La ministre Mélanie Joly.  
La ministre Mélanie Joly.  

Réforme de la Loi sur les langues officielles : pour que les Acadiens parlent encore le français dans 50 ans d’aujourd’hui

Richard Landry
MONTRÉAL : La ministre fédérale du Développement économique et des Langues officielles, l’honorable Mélanie Joly, a déposé le 19 février dernier son plan de réforme de la Loi sur les langues officielles. « Pour la première fois, le gouvernement fédéral reconnaît que le français a connu un recul au pays, donc il doit en faire plus pour freiner ce recul et assurer la vitalité des communautés de langue officielle. Avec cette réforme, nous voulons assurer qu’en 50 ans, les Acadiens pourront encore continuer de parler le français et que la langue persiste », a-t-elle dit lors d’un entretien récent.

La ministre reconnaît qu’il y a différentes choses que le gouvernement peut faire pour soutenir davantage le fait français au pays et arriver à une égalité réelle entre les deux langues officielles du pays où la langue est minoritaire.


« Nous visons en particulier la protection des institutions communautaires. On ne peut pas penser qu’on a une communauté forte si les institutions, comme l’Université Sainte-Anne, ne sont pas fortes. On doit regarder au poids démographique des francophones au pays pour ne pas qu’il diminue, donc on va voir aux stratégies d’immigration francophone. On va mettre ces stratégies dans la Loi, selon elle. On va vouloir protéger aussi Radio-Canada pour que la Société continue à offrir ses services en français en Acadie. Nous voulons aussi renforcer les responsabilités du Commissaire aux langues officielles pour qu’il ait plus de pouvoirs et que la Loi ait plus de mordant. »


La partie VII de la Loi sur les langues officielles présente l’engagement du gouvernement fédéral à appuyer le développement et favoriser l’épanouissement des communautés linguistiques en situation minoritaire et à promouvoir la pleine reconnaissance et l’usage du français et de l’anglais dans la société canadienne. Cette partie de la Loi mettra l’emphase davantage sur les obligations des institutions fédérales, la coordination avec les autres ministères, les consultations publiques et la mises-en-œuvre de la Loi.
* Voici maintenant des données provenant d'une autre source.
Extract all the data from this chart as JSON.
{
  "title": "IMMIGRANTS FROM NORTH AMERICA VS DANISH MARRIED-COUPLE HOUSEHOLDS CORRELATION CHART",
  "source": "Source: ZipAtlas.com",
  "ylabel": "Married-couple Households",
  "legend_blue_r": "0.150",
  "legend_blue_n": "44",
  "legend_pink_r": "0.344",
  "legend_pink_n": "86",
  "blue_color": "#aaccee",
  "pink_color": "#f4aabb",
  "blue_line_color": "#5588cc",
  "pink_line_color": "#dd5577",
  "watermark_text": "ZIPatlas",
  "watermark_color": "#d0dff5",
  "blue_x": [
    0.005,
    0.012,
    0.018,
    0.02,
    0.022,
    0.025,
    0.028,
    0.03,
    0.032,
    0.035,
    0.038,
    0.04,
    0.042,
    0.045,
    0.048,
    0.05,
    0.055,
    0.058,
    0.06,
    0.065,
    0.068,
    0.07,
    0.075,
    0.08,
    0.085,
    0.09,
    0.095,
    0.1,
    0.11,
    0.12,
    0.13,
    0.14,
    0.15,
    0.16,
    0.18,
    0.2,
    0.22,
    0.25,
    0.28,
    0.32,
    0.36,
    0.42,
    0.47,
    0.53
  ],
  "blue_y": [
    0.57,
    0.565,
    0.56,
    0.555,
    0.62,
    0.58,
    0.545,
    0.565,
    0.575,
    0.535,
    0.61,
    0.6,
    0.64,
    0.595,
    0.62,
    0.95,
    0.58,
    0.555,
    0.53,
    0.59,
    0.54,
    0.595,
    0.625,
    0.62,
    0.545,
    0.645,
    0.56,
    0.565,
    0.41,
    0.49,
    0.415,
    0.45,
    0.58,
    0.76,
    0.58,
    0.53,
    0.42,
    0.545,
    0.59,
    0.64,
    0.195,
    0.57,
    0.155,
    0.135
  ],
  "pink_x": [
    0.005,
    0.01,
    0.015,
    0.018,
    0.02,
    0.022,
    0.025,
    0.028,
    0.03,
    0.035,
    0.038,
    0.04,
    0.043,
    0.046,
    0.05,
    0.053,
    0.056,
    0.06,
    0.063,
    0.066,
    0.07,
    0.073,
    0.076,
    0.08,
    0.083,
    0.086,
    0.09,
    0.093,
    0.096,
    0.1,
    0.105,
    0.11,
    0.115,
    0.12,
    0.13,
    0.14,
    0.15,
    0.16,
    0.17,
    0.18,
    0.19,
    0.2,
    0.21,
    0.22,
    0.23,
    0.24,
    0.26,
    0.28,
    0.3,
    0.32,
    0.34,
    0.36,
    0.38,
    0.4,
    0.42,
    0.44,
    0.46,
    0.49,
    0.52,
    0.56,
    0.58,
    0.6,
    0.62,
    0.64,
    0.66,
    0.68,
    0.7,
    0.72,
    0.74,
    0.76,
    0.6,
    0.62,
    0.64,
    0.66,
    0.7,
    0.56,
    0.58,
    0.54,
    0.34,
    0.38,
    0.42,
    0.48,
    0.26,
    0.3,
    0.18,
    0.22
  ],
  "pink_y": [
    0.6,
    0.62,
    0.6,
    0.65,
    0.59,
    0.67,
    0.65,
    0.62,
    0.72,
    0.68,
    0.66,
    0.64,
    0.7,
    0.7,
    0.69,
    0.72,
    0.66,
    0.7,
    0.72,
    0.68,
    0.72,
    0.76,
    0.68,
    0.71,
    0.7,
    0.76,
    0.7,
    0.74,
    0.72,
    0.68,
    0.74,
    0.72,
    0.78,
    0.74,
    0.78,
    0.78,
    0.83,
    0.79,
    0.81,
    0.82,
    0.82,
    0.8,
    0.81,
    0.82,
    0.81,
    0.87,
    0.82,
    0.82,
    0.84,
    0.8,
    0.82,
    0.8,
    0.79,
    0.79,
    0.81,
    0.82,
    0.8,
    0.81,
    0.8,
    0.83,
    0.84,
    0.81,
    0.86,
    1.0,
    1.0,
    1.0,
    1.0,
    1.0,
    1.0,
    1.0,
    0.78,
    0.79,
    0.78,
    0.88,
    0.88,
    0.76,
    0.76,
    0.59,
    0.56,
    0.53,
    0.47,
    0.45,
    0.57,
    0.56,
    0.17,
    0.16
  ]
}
La réforme linguistique, intitulée Français et anglais : vers une égalité réelle des langues officielles au Canada, présente six principes directeurs : 1) la reconnaissance des dynamiques linguistiques dans les provinces et territoires et des droits existants en matière de langues autochtones, 2) la volonté d’offrir des occasions d’apprentissage des deux langues officielles, 3) l’appui aux institutions des communautés de langue officielle en situation minoritaire, 4) la protection et la promotion du français partout au Canada, 5) l’exemplarité du gouvernement du Canada grâce à l’accroissement de la conformité des institutions fédérales et 6) une Loi pour le Canada d’aujourd’hui et de demain par un examen périodique de la Loi et de sa mise en œuvre.
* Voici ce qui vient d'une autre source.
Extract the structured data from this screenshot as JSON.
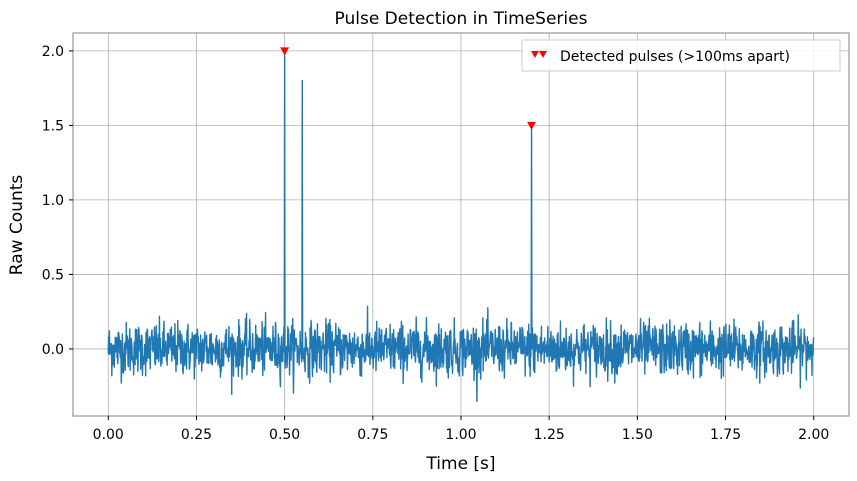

« Plus que jamais, le temps est venu de faire le point sur la situation linguistique au Canada, de prendre acte de l’évolution des langues officielles depuis plus de 50 ans et d’agir afin de relever les défis auxquels elles sont confrontées, a dit la ministre lors de l’annonce de la Réforme. Le temps est venu pour offrir une vision modernisée de notre dualité linguistique. Depuis son adoption en 1969, force est de constater que la Loi sur les langues officielles a eu de nombreuses retombées positives d’un bout à l’autre du pays. Malgré le recul, elle a établi le bilinguisme institutionnel et, ce faisant, a permis aux francophones d’avoir accès à des services dans leur langue partout au pays. »


Dans un communiqué, la Fédération acadienne de la Nouvelle-Écosse (FANE) a vu la Réforme avec une grande satisfaction (voir Le Courrier du 26 février dernier, p. 5). La FANE se réjouit surtout de l’engagement du gouvernement fédéral de protéger les communautés de langue officielle en situation minoritaire.